Time Out says
It’s a commercial gallery show, scheduled to coincide with the Royal Academy’s blockbuster ‘Matisse in the Studio’ exhibition, opening in August. Is anyone else wondering if this is essentially a high-end gift shop for wealthy RA visitors buzzing on a Matisse high?
It is what it is, and Matisse is still Matisse: the twentieth-century maestro who built a dazzling, sensual world of lavish interiors, opulent fabrics, lush houseplants, Oriental garments and reclining nudes. But, like all geniuses, he had off days, and the paintings on display here aren’t among his best. ‘L’artiste et le modèle nu’, a self-portrait of sorts where he appears painting a woman in his studio, feels wispy and indecisive.

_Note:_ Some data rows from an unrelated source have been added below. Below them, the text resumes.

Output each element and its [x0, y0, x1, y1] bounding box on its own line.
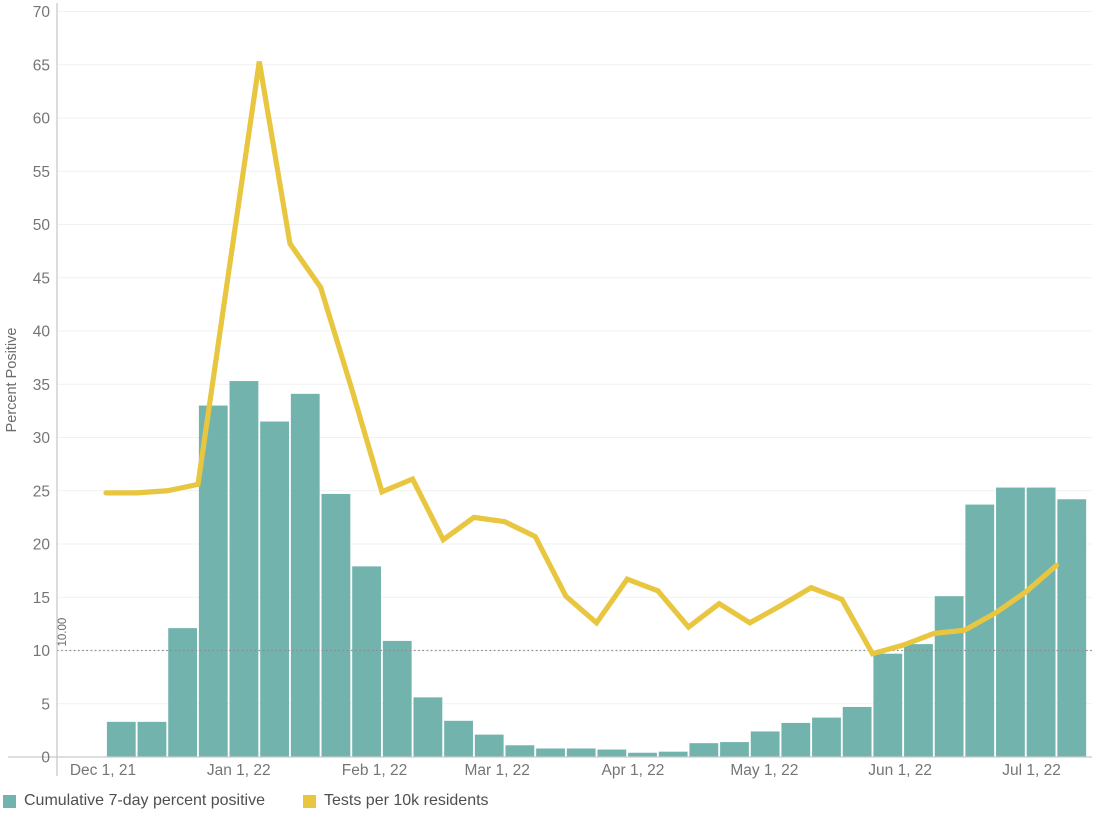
bar-week-3[interactable] [198, 405, 228, 757]
legend-item-tests-per-10k[interactable]: Tests per 10k residents [303, 792, 489, 810]
legend-swatch-percent-positive [3, 794, 16, 808]
bar-week-30[interactable] [1026, 487, 1056, 757]
x-tick-label-4: Apr 1, 22 [602, 762, 665, 779]
bar-week-0[interactable] [106, 721, 136, 757]
bar-week-16[interactable] [597, 749, 627, 757]
y-tick-label-35: 35 [33, 377, 50, 394]
y-tick-label-60: 60 [33, 111, 51, 128]
reference-line-label: 10.00 [57, 618, 69, 647]
bar-week-1[interactable] [137, 721, 167, 757]
bar-week-8[interactable] [352, 566, 381, 757]
bar-week-4[interactable] [229, 381, 259, 757]
y-tick-label-30: 30 [33, 430, 51, 447]
x-tick-label-5: May 1, 22 [730, 762, 798, 779]
bar-week-31[interactable] [1057, 499, 1087, 757]
x-tick-label-6: Jun 1, 22 [868, 762, 932, 779]
tests-per-10k-line[interactable] [103, 61, 1060, 657]
bar-week-19[interactable] [689, 743, 719, 757]
y-tick-label-50: 50 [33, 217, 51, 234]
y-tick-label-5: 5 [41, 696, 50, 713]
legend: Cumulative 7-day percent positive Tests … [3, 792, 489, 810]
legend-label-tests-per-10k: Tests per 10k residents [324, 792, 489, 809]
bar-week-6[interactable] [290, 393, 320, 757]
bar-week-26[interactable] [904, 644, 933, 757]
bar-week-28[interactable] [965, 504, 995, 757]
bar-week-23[interactable] [812, 717, 841, 757]
y-tick-label-65: 65 [33, 57, 50, 74]
bar-week-11[interactable] [444, 720, 473, 757]
bar-week-24[interactable] [842, 706, 872, 757]
bar-week-25[interactable] [873, 653, 903, 757]
bar-week-9[interactable] [382, 640, 412, 757]
bar-week-10[interactable] [413, 697, 443, 757]
y-tick-label-15: 15 [33, 590, 50, 607]
x-tick-label-2: Feb 1, 22 [342, 762, 408, 779]
x-tick-label-7: Jul 1, 22 [1002, 762, 1061, 779]
y-tick-label-55: 55 [33, 164, 50, 181]
bar-week-15[interactable] [566, 748, 596, 757]
bar-week-21[interactable] [750, 731, 780, 757]
legend-item-percent-positive[interactable]: Cumulative 7-day percent positive [3, 792, 265, 810]
x-tick-label-1: Jan 1, 22 [207, 762, 271, 779]
bar-week-18[interactable] [658, 751, 688, 757]
legend-swatch-tests-per-10k [303, 794, 317, 808]
bar-week-27[interactable] [934, 596, 964, 757]
y-tick-label-70: 70 [33, 4, 51, 21]
y-tick-label-10: 10 [33, 643, 51, 660]
bar-week-7[interactable] [321, 493, 351, 757]
bar-week-12[interactable] [474, 734, 504, 757]
bar-week-20[interactable] [720, 742, 749, 757]
bar-week-29[interactable] [996, 487, 1025, 757]
bar-week-14[interactable] [536, 748, 565, 757]
bar-week-17[interactable] [628, 752, 657, 757]
y-tick-label-0: 0 [41, 750, 50, 767]
y-tick-label-20: 20 [33, 537, 51, 554]
y-axis-title: Percent Positive [4, 328, 20, 433]
bar-week-5[interactable] [260, 421, 289, 757]
y-tick-label-45: 45 [33, 270, 50, 287]
y-tick-label-40: 40 [33, 324, 51, 341]
bar-week-13[interactable] [505, 745, 535, 757]
x-tick-label-0: Dec 1, 21 [70, 762, 136, 779]
bar-week-22[interactable] [781, 722, 811, 757]
x-tick-label-3: Mar 1, 22 [464, 762, 529, 779]
bar-week-2[interactable] [168, 628, 198, 757]
legend-label-percent-positive: Cumulative 7-day percent positive [24, 792, 266, 809]
y-tick-label-25: 25 [33, 483, 50, 500]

This gives his drawings and prints the limelight, and in many ways they’re way more thrilling: here, you bear witness to a stupendously gifted draughtsman capturing his subjects – the profile of a woman, a vase of flowers – with swift, gorgeous economy. Gorgeousness is perhaps half the problem with Matisse. It’s his unswerving devotion to beauty, and interest in little else, that’s always tended to land him in second place against his lifelong frenemy, the grittier, more political Picasso. Still, as much as he flirted with frivolity, we shouldn’t forget that once upon a time, Matisse’s pictures looked far less lovely: garish, expressionist and wild. It’s because of, not despite, these jittery, gloom-laden times of ours, that I have a feeling we’re all in need of a soothing dose of beauty. See you at the RA this summer.